12 Haziran’da yapılacak olan milletvekili seçimleri için geri sayım başladı. Her ne kadar partiler, adaylık müracaatı kabulüne başlamasa da, milletvekili olmak isteyenleri heyecanı sarmış durumda. Aday adaylarının Ankara’da destek arayışları şimdiden başladı.
Son günlerde bazı şehirleri ziyaret ettim. Çoğu kimse, belediye başkanları ve milletvekillerinden müşteki. Özellikle iktidar partisinin milletvekillerine yönelik şikâyet daha yüksek. Bu, iktidar olmanın gereği -yani beklentinin yüksek olmasından- olabilir.
Arkadaşlarımızla 2007 seçimlerinin ardından TBMM’ye gittik. Amacımız hayırlı olsun ziyareti falan değil. Elimizde bazı yasalarda değişiklik talebi içeren dosyalar var ve iktidar, muhalefet farkı gözetmeksizin görüşmeler yapıyoruz. Bir milletvekili, Ak Parti’den yeni seçilmiş bir milletvekili ile de mutlaka görüşmemizi önerdi.
Yeni milletvekilinin odasına gittik. Yan odadaki arkadaşında imiş. Kapıda karşılaştık. Diğer milletvekilinin selamını söyleyip, görüşme talebimizi ilettik. Beyefendideki kibir, Arap diktatörlerinde bile göremeyeceğiniz cinsten... Neyse kapıdan geri döndük. Aynı zat, halkada böyle davranıyorsa, şikâyetler yerden göğe kadar haklı.
Geçenlerde bir ilimizde, 4 dönemdir milletvekilliği yapan birinin davranışlarından söz ettiler ve dediler ki: “Milletvekili …’in -ismi bizde mahfuz- yeniden aday yapılacağından kuşku duymuyoruz. Ak Parti bu dönem, anayasa değiştirecek nitelikte çoğunluk arzuluyor. Kurulduğundan bu yana oy veriyoruz ama bu adaylarla yola devam edecekse Ak Parti bu kez bizi unutacak” dediler.
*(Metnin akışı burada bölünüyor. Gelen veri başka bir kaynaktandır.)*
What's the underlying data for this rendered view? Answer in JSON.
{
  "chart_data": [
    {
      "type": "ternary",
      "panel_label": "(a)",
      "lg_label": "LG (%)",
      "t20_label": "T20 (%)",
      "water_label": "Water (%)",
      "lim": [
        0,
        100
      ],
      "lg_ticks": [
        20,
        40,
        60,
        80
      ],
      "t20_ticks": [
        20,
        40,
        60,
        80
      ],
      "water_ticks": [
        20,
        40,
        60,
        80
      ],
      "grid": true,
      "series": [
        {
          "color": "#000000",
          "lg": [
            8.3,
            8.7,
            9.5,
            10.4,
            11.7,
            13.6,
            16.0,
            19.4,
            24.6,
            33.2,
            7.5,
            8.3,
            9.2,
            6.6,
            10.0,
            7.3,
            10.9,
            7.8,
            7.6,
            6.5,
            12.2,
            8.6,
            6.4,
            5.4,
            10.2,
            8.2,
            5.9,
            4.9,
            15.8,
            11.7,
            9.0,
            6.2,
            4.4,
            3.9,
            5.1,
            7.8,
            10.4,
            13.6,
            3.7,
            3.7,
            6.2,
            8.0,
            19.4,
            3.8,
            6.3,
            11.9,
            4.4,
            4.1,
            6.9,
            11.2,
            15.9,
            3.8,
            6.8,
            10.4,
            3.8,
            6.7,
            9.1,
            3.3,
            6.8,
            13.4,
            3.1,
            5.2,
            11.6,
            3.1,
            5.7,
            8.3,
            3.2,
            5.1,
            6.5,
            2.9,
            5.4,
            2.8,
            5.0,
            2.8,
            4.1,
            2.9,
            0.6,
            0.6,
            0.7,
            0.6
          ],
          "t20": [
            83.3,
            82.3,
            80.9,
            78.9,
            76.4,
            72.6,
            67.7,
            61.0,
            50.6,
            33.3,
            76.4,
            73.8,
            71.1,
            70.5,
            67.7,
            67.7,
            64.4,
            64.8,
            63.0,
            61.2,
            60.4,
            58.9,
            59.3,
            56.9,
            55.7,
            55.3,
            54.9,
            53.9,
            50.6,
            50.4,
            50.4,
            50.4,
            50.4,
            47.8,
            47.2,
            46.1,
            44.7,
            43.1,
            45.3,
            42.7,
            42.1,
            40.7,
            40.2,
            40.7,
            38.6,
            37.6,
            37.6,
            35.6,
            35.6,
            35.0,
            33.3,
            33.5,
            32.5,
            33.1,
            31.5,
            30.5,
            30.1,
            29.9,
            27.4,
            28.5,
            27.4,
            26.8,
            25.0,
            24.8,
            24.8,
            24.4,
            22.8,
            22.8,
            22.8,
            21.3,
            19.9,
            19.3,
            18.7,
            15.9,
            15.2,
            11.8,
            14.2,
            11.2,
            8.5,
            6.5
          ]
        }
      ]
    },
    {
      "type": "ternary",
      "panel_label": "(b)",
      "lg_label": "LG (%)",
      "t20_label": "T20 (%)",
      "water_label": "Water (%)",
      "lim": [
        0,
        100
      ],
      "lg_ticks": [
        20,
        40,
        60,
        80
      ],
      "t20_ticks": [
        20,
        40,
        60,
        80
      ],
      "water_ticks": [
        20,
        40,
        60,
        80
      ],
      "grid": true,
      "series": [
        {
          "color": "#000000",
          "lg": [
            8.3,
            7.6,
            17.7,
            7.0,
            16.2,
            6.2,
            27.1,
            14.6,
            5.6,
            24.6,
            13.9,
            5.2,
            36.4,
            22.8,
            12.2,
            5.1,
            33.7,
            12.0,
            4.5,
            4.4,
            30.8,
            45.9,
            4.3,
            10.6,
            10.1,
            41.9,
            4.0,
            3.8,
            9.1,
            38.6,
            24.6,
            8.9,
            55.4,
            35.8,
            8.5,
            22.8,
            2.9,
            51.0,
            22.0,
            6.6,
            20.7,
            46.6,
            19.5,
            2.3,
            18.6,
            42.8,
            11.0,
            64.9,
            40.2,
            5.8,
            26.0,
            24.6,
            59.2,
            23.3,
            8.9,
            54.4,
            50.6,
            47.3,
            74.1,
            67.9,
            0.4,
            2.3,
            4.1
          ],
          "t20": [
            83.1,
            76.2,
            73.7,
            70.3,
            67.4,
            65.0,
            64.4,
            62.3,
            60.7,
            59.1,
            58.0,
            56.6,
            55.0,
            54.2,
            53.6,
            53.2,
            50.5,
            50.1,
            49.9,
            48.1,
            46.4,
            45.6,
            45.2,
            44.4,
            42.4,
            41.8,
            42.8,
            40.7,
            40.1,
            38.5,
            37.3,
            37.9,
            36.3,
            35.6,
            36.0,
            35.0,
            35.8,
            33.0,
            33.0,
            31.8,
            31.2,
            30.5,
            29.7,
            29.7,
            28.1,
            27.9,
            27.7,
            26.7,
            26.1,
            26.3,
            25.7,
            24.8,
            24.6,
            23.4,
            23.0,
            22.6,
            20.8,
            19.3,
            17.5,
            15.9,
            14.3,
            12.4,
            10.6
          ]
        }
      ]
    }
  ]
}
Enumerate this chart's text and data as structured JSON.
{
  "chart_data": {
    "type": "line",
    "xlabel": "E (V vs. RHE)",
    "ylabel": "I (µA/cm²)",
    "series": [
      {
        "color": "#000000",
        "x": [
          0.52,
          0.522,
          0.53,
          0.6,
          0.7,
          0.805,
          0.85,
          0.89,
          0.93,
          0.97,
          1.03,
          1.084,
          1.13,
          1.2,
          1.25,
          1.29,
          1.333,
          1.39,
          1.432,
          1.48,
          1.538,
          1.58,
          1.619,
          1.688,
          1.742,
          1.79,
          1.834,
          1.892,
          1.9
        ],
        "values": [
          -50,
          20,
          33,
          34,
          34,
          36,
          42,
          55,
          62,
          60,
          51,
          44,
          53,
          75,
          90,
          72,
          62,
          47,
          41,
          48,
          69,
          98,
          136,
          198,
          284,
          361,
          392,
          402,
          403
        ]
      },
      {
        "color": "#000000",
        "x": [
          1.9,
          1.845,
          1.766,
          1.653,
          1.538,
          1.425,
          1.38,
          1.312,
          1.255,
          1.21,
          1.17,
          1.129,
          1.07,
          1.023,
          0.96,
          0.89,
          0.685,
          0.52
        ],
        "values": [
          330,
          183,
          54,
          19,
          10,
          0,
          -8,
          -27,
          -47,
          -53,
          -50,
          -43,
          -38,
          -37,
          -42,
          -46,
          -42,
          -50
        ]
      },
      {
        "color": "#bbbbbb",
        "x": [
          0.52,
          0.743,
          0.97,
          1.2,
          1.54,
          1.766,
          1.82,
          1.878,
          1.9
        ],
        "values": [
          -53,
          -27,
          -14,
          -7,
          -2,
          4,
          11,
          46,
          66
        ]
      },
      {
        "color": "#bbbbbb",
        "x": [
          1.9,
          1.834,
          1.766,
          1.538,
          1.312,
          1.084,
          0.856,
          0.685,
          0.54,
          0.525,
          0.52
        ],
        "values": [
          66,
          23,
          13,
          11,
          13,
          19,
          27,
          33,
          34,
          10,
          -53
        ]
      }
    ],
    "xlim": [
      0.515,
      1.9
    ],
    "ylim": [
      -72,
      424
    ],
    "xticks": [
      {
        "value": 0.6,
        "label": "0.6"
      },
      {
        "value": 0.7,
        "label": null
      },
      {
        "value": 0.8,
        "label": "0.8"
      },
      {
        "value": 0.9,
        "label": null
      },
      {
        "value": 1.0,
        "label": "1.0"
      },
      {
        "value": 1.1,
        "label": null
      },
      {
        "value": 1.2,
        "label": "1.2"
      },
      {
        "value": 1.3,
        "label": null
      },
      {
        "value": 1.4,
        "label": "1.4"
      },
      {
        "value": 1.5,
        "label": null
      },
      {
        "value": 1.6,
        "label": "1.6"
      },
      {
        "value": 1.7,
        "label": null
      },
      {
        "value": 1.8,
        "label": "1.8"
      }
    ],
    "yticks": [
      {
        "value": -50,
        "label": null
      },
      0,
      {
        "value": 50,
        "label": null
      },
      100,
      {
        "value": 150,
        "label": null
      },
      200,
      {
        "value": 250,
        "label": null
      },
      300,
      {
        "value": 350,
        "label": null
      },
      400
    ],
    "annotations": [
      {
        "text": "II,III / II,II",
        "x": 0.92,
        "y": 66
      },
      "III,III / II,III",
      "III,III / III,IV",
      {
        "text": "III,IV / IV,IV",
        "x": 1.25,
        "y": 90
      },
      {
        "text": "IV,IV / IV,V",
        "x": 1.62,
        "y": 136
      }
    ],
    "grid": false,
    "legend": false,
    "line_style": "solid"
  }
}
Bu ve benzeri şikâyet ve serzenişleri çoğu yerde duyabilirsiniz. Elliye yakın milletvekili arkadaşım var. Geçenlerde TBMM sitesine girip, teke tek isimlerini kontrol ederek, hangi tasarı ve taslağa imza atmış, hangi işleri başarmışlar diye kontrol ettim. Burada aktarmaya değer bir şey maalesef göremedim. Çoğunun, hükümetten gelen bazı temel tasarılara imza atmaktan öte hiçbir çalışma yapmadığını görmek üzüntü verici…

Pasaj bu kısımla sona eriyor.